I use Verilog as Verilog, and Python as SystemVerilog.
Type checking is done at simulation time, and ultimately during synthesis. Duck typing is immensely useful for higher level abstractions.
I agree that the essence of RTL isn't too difficult; the complexity arises when you use RTL to do filtering and modulation. Even the vendor tools are lacking when it comes to analyzing Digital Signal Processing. You have to use Simulink, and that's not a cheap proposition.

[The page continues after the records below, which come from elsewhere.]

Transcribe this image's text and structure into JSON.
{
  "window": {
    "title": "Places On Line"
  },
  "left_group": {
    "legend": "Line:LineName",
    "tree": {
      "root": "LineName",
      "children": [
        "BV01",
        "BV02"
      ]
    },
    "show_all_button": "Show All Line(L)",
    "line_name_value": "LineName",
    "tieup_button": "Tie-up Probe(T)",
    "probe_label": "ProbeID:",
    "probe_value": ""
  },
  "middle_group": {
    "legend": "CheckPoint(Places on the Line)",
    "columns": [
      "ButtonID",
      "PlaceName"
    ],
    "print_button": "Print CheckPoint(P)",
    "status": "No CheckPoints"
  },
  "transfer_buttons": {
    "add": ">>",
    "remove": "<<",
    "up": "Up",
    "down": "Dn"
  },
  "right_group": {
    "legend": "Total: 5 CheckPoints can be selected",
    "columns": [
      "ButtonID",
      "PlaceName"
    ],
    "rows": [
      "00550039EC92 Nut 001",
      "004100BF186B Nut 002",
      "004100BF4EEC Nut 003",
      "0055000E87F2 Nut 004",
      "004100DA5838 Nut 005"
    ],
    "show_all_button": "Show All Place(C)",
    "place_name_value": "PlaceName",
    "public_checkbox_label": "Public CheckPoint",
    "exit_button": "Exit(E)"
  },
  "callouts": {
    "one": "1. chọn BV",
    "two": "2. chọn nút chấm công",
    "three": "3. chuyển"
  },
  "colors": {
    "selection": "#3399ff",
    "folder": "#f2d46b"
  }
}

I would say that the main advantage of using Python is in the verification process - writing test fixtures and analyzing the results of simulations is much easier to do with the Python toolkit. Design of real world Digital Signal Processing for the FPGA feels much more natural.
In the end, All simulations end up running in a real Verilog simulator, after conversion. I use Icarus Verilog and it integrates seamlessly at this point. You can tie in your own Verilog modules too.
Thanks no_such_user... see you at Dayton! I'll hopefully be helping out at the TAPR booth.
Chris Testa KD2BMH here...
This is one of the most interesting and challenging questions to answer. Here's a blurb excerpt from Eric Blossom, an early innovator in software radio as to why this stuff is so valuable:
"Software radio is a revolution in radio design due to its ability to create radios that change on the fly, creating new choices for users Perhaps most exciting of all is the potential to build decentralized communication systems. A centralized system limits the rate of innovation. We could take some lessons from the Internet and push the smarts out to the edges. These user-owned devices would generate the network. They’d create a mesh among themselves, negotiate for backhaul and be free to evolve new solutions, features and applications." - Eric Blossom, Exploring GNU Radio
What's exciting is now a radio, which has the "brains" to be a major part of Internet infrastructure (think Veriozon's cell towers everywhere) will fit in your pocket. This should enable a change in the landscape of the Internet itself, and I hope it frees our comms from bondage to wire's and large multi-national corporations.
This was my original inspiration, at least.
Here's the paper published in the TAPR DCC conference proceedings: http://www.tapr.org/pdf/DCC2012-Handheld-Software-Radio_KD2BMH.pdf
Chris Testa KD2BMH here. marid, your suspicion is correct, the CMX991 transceiver I'm using has a low-end cutoff of 100MHz.
The HF converter w/ a NE-602 mixer in the latest QST looks like an attractive solution to support the missing lower frequencies receive, I'm guessing 2 would allow me to build a full duplex transceiver.
I'm using a 40MHz ADC & DAC, so at least some of the HF bands should be possible using direct conversion.
Either way, HF wasn't part of my initial plan, I'm focusing on exactly what I can fit inside easily, and then more features can be added later. Launch & iterate... the kitchen sink will come in one of those iterations
Hats off to the coder who blamed on that one. You've made history!